Mr. Hyatt submitted 117 patent claims to the PTO which were all rejected following his initial submission. He appealed to the Board of Patent Appeals (the Board) which approved some but not all of his claims. He then opted to file a civil action in Federal District Court under § 145 to determine if he was entitled to receive patents for the remainder of his claims pending submission of new evidence.

The U.S. District Court for the District of Columbia sustained the decision of the Board deciding that evidence which was not submitted in the original appeal to the Board was inadmissible. The Court of Appeals determined that although review under section 145 was not strictly confined to the agency record, it was also not reviewed entirely de novo. The Court of Appeals re-heard the case en banc and vacated the judgment of the Board. The Supreme Court granted certiorari to determine whether section 145 imposed any limitations on an applicant’s right to introduce new evidence at the District Court level and whether the standard of review should be de novo, or whether decisions by the PTO should be given greater deference.

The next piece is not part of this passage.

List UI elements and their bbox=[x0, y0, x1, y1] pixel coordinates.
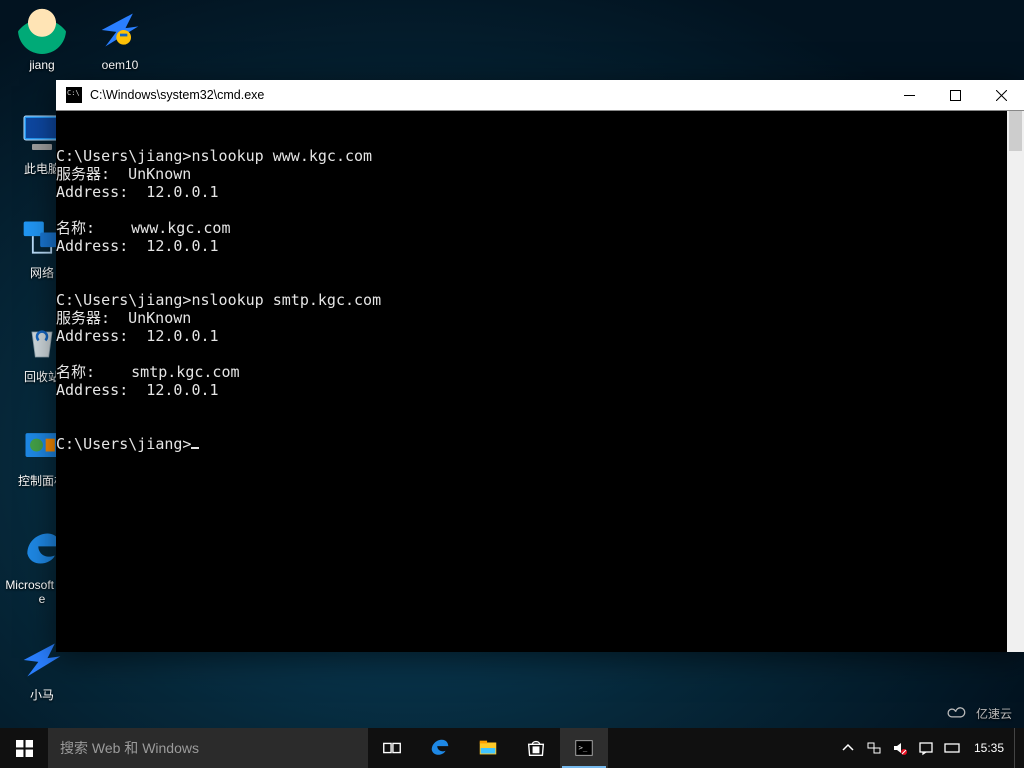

Petitioners argue that section 145 should be construed to allow for only limited additional evidence to be presented to the district court. Further, allowing such limited evidence does not justify a complete break from settled principles of agency law, which traditionally provide for deferential review of agency decisions. These decisions are made by experts in the patent field and a de novo standard denies district courts the benefit of the agency’s judgment. Petitioners emphasize the Supreme Court’s recent decision in Microsoft Corp. v. i4i Ltd. requiring ‘clear and convincing evidence’ to invalidate a patent decision made by the PTO.